With the BitTorrent situation this becomes worse, because the cache is in the hands of the masses. If you were a politician and I your rival, I would have someone constantly visiting your site and saving the cache. Then I could go through it and look for accidental leaks.

Now of course this could happen today. I could set up a simple content scraper and have it ping your site every so often to save the data. You could, in turn, block my IP, and I would retaliate by setting up a Tor connection to do it from obfuscated IPs. The difference here is that you’re actually encouraging me to cache your data with this plugin.

An additional concern is the dynamic aspect of WordPress. The only way to grab the hash right now is to view the page. That hash will change when I save a page. In fact, it might change on every page load, in some situations. I didn’t get too far into testing at this point, since I realized that in order for this to work I would have to load a page, grab a hash, edit a file, save that file up on the server, and then it would cache…

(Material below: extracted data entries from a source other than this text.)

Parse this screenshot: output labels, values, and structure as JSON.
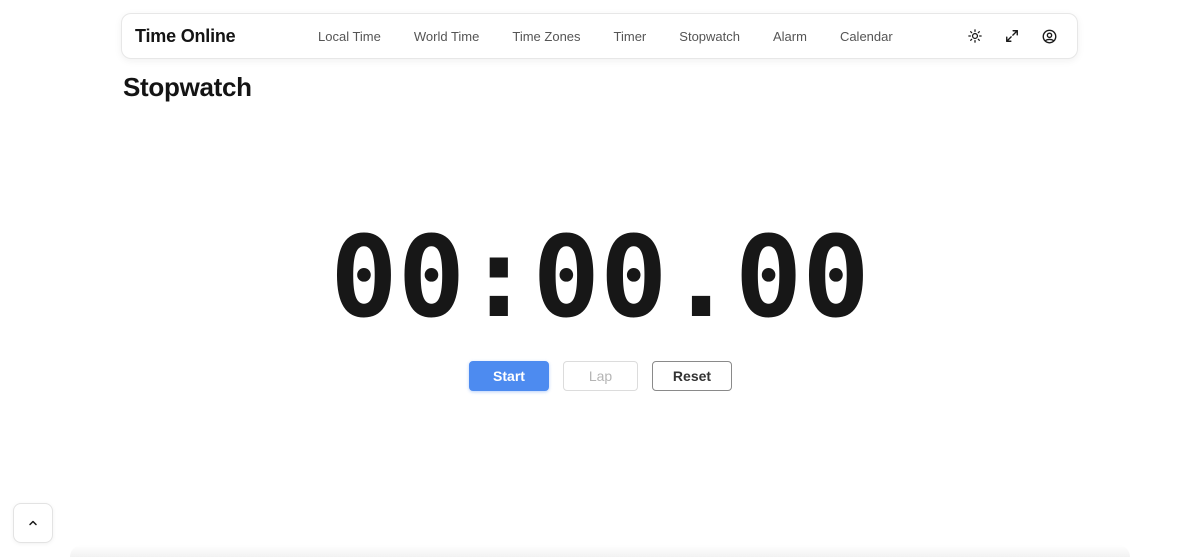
{
  "brand": "Time Online",
  "nav": {
    "items": [
      {
        "label": "Local Time"
      },
      {
        "label": "World Time"
      },
      {
        "label": "Time Zones"
      },
      {
        "label": "Timer"
      },
      {
        "label": "Stopwatch"
      },
      {
        "label": "Alarm"
      },
      {
        "label": "Calendar"
      }
    ],
    "icons": [
      "sun-icon",
      "expand-icon",
      "user-circle-icon"
    ]
  },
  "page": {
    "title": "Stopwatch"
  },
  "stopwatch": {
    "display": "00:00.00",
    "start_label": "Start",
    "lap_label": "Lap",
    "reset_label": "Reset"
  },
  "scroll_top": {
    "icon": "chevron-up-icon"
  },
  "colors": {
    "accent": "#4d8bf0",
    "text": "#141414",
    "muted": "#555555",
    "disabled": "#b5b5b5"
  }
}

That would be terrible on WordPress. For this to work on any large site, the generation of that hash file would have to be automated. No matter if the site is dynamic or not, to make people manually do that is preposterous. A vaguely WordPress solution I dreamed up was to somehow catch the cache has as the page is saved, store it in a post-meta value, and then use WordPress to generate a ‘fake’ page with the URL and the hash for the cache tool to use.

It might be easier to do that via something like WP Super Cache of W3TC, and have it save the file as it saves the cached page (and point to the static page instead of the dynamic one) but even then, the rapid changing of WordPress content would make it difficult for a cache to seed far enough out.

Right now, I think this is something that might only be useful for a small, mostly static, site.